Taxman as Enforcer
Randy Barnett has been following litigation in response to the individual mandate of the healthcare legislation that the Democrats rammed through Congress. Noting that the Obama administration’s reliance on a claim of Congress’s taxation power proves that arguments against the legislation’s claims of Commerce Clause authority were never “frivolous,” Barnett explains that the law, itself, relies on the now-challenged self justification. In other words, for the Supreme Court to uphold the mandate, it would have to “look behind that characterization during litigation to ask if it could have been justified as a tax.”
Even so, Barnett doesn’t think the tax power argument will fly with the current Supreme Court (emphasis added):
Now, of course, the Supreme Court can always adopt these two additional doctrines. It could decide that any measure passed and justified expressly as a regulation of commerce is constitutional if it could have been enacted as a tax. But if it upholds this act, it would also have to say that Congress can assert any power it wills over individuals so long as it delegates enforcement of the penalty to the IRS. Put another way since every “fine” collects money, the Tax Power gives Congress unlimited power to fine any activity or, as here, inactivity it wishes! (Do you doubt this will be a major line of questioning in oral argument?)
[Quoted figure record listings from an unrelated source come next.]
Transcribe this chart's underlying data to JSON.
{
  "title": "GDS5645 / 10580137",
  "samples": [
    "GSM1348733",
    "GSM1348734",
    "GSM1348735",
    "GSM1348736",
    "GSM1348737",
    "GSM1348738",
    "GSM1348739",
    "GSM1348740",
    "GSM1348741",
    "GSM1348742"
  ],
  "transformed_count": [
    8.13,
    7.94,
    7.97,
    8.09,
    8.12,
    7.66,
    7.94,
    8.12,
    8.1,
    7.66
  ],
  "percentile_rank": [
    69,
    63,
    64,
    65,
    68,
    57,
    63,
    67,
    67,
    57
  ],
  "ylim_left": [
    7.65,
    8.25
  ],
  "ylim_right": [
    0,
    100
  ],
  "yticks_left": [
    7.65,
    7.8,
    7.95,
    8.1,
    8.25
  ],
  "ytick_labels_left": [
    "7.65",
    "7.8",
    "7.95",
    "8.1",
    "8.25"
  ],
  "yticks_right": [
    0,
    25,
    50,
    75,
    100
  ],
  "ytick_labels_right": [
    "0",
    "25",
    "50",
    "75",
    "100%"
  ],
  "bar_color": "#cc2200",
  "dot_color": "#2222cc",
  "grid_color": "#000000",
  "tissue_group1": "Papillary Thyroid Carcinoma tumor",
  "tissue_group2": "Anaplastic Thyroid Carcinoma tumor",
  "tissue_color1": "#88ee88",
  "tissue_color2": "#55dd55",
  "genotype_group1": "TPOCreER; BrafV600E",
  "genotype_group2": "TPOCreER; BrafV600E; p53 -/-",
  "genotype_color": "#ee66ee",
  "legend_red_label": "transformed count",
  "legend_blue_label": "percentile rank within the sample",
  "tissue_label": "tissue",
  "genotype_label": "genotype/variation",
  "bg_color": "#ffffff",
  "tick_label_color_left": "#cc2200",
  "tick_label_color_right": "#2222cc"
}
But it gets still worse. For calling this a tax does not change the nature of the “requirement” or mandate that is enforced by the “penalty.” ALL previous cases of taxes upheld (when they may have exceeded the commerce power) involved “taxes” on conduct or activity. None involved taxes on the refusal to engage in conduct. In short, none of these tax cases involved using the Tax Power to impose a mandate.
Of course, some not-insignificant portion of ObamaCare supporters ultimately believe that Congress does have unlimited power over individuals. It’s encouraging to know, therefore, that there are folks with the interest and resources to fight on our behalf.